Vodafone posted a 5.5% rise in service revenue in Q1 (to June 30), beating expectations, despite a reversal at its big German op-co, albeit a slowing one, and softening growth in its home market in the UK, where the Three merger is playing out. Its outlook remains unchanged.
Positive outlook – good results, particularly in the rest of Europe and Africa; decent business sales.
Germany stable – improved wholesale and business sales partly offset a hit from bulk TV deals.
UK, slower – good fixed sales, but business and consumer contract churn, and Three integration.
Vodafone reported a 5.5 percent jump in group service revenue to €7.86 billion in the quarter ending June 30, exceeding expectations of 4.9 percent. The company’s first-quarter (2025/26) figures revealed a further decline in Germany, its largest market, but a slower one – with a 3.2 percent reversal, down from a six percent decline in the previous quarter. At home in the UK, its other big market, organic service revenue was 0.9 percent higher, down from 3.4 percent last quarter – partly due to merger-related disruption following its tie-up with UK operator Three.
Together, these markets contributed 55 percent of the group’s total service revenue (€2.688 billion and €1.646 billion, respectively), across all segments. Its outlook is unchanged with full-year profit guidance set between €11.3 and €11.6 billion – up from €10.9 billion expected in 2025. Shares rose four percent on the results, and are up over 20 percent in the year-to-date. The group’s total revenue increased by 3.9 percent to €9.4 billion in the first quarter. Adjusted EBITDA rose 4.9 percent to €2.7 billion, supported by a 0.2 percent margin improvement to 29.3 percent.
Wholesale and business sales drove its improvement in Germany, versus last quarter – respectively with higher revenue from the migration of 1&1 roaming customers (driving mobile service revenue up 2.7 percent), and the “phasing of digital services projects” (offset by ARPU pressure in the enterprise sector; meaning business service revenue declined by 0.9 percent). The decline, overall, was down to the impact from the end of bulk TV contracting in ‘multi-dwelling units’ (MDUs) – apartments, condominiums, duplexes, and such – on its fixed-line business.
Its broadband, television, and mobile bases in Germany all declined in the period. Vodafone Germany is in the midst of slashing 3,200 staff in the country.
In the UK, mobile service revenue grew by 0.4 percent with higher wholesale and lower subscriber returns. It also cited “business project milestones” from the fourth quarter, and a changed consumer mix with the Three merger. Fixed service revenue was up by 2.7 percent, with 44,000 new customers; business revenue declined by three percent due to “planned managed services contract terminations” and lower ARPU – “partially offset by good demand for fixed connectivity and digital services”.
Its mobile base declined by 46,000 in the quarter because of the “timing of large contract disconnections in Business and Three UK Consumer customer losses”. The new VodafoneThree company in the UK will invest £11 billion over 10 years in 5G infrastructure, and generate cost and capex synergies of £700 million per annum – by the fifth year after its completion. VodafoneThree is now the biggest mobile network operator in the UK with 28.8 million customers.
In the rest of the group’s footprint, Türkiye was the standout, with service revenue up by 29.6 percent. In Europe – excluding Germany and the UK, but including Türkiye – organic service revenue growth was 0.2 percent higher, with good sales to enterprises across the region, and declining sales to consumers in Portugal and Romania. Africa also performed well, with growth of 13.8 percent in the quarter, notably in Egypt and across its Vodacom operations, including from financial services.
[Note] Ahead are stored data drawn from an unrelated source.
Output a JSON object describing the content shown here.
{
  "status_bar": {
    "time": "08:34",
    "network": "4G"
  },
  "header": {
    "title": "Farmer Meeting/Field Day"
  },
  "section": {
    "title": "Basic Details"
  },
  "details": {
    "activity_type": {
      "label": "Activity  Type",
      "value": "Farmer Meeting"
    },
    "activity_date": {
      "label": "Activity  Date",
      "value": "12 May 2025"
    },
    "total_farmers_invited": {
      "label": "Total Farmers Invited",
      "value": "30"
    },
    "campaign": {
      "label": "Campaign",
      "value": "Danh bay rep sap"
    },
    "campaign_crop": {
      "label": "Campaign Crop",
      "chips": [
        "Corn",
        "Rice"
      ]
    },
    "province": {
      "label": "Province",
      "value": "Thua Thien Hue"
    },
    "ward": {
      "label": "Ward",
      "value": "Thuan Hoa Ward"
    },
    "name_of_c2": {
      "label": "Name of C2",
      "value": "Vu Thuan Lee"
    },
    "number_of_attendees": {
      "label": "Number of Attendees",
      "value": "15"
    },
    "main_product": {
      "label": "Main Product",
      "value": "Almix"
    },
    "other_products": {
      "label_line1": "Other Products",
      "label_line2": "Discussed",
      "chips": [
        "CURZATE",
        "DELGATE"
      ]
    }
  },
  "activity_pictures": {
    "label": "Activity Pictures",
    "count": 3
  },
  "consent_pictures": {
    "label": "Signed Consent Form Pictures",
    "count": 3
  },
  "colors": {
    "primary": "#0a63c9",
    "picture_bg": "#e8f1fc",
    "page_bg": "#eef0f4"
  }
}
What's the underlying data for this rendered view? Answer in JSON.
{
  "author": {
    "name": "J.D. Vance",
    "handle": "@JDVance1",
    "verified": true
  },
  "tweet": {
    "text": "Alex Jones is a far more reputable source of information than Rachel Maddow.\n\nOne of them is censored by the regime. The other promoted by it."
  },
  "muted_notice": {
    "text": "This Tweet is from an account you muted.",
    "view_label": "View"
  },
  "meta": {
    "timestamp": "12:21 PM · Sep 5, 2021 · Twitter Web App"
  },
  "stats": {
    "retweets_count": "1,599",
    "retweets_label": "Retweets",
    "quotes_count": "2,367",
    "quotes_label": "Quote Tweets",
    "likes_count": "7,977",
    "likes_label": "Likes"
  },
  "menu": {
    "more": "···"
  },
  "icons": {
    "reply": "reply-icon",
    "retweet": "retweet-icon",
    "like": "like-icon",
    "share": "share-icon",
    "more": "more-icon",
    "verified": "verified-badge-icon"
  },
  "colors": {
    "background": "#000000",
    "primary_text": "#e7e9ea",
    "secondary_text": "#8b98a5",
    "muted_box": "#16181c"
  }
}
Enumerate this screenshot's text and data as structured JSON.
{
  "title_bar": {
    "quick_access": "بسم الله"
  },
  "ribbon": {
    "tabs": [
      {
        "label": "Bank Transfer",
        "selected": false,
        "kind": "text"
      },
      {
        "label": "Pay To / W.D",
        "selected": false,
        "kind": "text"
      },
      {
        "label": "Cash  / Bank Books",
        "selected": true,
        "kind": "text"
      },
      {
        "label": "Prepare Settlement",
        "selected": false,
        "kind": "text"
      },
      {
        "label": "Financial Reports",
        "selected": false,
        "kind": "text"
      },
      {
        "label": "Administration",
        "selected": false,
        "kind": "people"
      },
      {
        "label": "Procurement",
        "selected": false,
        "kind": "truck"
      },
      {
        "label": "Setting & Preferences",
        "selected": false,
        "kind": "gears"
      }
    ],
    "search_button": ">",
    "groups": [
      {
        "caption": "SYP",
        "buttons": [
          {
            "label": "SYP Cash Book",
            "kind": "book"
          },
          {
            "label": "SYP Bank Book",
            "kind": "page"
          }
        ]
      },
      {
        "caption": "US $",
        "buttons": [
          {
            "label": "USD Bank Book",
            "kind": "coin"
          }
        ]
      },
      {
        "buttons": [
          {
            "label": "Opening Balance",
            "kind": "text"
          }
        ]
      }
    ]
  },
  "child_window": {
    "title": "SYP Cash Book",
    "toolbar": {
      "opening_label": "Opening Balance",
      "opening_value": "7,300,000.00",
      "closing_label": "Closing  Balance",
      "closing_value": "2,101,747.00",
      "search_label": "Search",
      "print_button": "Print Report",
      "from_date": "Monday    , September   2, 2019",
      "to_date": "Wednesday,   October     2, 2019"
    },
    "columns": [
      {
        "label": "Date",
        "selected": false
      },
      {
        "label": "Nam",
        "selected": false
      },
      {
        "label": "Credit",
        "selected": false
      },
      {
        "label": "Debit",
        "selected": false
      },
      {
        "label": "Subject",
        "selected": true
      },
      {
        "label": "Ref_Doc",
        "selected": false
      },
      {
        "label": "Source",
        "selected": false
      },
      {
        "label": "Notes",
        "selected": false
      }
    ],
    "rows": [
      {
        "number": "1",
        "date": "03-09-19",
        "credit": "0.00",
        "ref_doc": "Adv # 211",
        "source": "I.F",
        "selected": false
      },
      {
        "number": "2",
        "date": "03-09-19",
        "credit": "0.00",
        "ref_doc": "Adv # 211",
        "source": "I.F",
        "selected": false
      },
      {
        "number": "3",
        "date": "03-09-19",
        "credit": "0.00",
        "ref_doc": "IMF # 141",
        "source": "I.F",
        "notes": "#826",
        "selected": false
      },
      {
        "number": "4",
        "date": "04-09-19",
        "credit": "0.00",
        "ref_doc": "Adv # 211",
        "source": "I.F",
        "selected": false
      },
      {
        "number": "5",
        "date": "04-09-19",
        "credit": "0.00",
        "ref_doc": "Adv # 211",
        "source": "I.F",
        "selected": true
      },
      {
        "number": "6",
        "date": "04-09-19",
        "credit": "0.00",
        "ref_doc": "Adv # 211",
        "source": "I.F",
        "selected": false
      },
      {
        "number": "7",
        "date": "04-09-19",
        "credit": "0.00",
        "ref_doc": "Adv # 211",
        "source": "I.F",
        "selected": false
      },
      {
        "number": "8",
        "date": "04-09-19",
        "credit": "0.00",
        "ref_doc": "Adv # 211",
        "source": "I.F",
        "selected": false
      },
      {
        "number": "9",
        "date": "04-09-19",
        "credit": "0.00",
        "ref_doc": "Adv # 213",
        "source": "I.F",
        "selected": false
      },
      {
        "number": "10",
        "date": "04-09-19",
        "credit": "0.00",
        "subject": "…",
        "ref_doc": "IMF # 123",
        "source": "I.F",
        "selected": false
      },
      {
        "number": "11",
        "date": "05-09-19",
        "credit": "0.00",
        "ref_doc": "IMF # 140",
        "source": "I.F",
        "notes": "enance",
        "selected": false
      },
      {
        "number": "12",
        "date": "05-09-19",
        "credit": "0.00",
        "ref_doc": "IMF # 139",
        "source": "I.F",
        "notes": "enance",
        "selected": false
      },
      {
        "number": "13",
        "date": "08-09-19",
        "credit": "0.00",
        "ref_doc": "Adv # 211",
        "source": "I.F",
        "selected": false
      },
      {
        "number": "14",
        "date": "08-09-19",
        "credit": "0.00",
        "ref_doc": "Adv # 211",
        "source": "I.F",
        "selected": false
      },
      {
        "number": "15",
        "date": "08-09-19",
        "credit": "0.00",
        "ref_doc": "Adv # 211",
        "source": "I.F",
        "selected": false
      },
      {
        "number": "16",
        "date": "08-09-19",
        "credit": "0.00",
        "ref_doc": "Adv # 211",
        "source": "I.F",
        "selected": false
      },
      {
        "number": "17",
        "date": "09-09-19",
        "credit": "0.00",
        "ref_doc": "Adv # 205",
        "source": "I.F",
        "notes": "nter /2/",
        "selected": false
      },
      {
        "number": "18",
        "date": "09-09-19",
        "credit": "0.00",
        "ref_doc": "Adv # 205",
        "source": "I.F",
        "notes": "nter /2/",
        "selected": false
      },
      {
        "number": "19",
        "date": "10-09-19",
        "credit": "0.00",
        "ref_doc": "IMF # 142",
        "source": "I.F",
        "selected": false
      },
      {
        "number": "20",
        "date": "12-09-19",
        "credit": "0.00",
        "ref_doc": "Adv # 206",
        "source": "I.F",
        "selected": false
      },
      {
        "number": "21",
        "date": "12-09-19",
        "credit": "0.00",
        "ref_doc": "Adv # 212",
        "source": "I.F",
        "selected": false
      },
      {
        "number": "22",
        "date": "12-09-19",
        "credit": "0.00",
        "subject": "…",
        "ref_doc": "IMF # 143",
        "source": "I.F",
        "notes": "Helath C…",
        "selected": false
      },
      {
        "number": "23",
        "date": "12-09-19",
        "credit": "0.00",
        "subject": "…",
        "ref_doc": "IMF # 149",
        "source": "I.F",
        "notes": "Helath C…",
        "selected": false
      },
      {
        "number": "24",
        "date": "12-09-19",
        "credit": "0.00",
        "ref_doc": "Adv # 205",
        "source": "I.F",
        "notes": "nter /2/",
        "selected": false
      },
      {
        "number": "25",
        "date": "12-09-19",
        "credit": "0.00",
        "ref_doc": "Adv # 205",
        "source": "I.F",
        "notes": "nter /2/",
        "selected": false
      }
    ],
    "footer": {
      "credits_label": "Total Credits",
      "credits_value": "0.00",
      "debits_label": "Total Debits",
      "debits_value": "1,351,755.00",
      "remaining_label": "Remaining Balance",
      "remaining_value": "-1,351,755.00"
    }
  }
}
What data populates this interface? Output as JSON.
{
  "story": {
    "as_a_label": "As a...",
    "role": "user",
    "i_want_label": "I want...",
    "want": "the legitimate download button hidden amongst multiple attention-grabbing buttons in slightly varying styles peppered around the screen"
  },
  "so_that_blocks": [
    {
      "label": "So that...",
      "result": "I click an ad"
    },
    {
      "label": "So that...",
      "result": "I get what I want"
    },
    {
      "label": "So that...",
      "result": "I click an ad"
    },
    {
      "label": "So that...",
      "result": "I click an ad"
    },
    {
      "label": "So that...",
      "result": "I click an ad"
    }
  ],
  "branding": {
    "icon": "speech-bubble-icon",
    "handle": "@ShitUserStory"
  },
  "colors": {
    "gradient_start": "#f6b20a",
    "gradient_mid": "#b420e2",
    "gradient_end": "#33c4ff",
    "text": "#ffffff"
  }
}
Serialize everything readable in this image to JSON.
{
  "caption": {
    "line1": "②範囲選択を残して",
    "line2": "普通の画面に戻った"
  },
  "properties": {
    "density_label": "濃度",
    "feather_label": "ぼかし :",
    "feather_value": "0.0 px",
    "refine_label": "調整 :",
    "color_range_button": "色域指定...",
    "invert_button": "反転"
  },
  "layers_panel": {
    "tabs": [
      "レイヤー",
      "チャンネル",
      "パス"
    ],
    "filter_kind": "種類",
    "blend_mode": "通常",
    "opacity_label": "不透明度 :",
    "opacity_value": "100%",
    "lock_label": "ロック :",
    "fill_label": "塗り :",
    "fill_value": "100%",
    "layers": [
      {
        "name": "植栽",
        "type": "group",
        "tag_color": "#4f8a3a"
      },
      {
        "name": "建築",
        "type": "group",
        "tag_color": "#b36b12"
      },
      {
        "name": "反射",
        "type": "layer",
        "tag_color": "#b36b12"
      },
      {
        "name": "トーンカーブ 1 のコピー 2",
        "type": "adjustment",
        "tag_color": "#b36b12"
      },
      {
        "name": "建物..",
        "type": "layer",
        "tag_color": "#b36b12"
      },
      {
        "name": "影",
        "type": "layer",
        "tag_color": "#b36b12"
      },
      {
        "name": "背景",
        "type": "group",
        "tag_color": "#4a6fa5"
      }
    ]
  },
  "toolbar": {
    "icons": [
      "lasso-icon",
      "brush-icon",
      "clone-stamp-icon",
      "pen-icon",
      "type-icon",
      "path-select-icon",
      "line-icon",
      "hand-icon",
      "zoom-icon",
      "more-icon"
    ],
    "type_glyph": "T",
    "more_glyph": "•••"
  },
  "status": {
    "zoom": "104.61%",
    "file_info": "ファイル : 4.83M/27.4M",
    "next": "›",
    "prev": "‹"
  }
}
A page in its report showing adjusted non-GAAP results (as above), including for Vodafone Business, says enterprise sales (via Vodafone Business) climbed four percent across all territories to €1.964 billion. There is no mention anywhere of the performance of Vodafone IoT, spun off from the rest of the group in April 2024, but still owned by it.
Margherita Della Valle, chief executive at Vodafone Group, commented: “Germany has started its improvement trajectory and our emerging markets are delivering strong broad – based growth. In the UK, we have completed the merger with Three and are moving quickly to combine our networks to benefit customers. Today, we reiterate our full year guidance of growth in profit and cash flow. After two years of transformation and change, Vodafone is now well positioned for multi – year growth across both Europe and Africa.”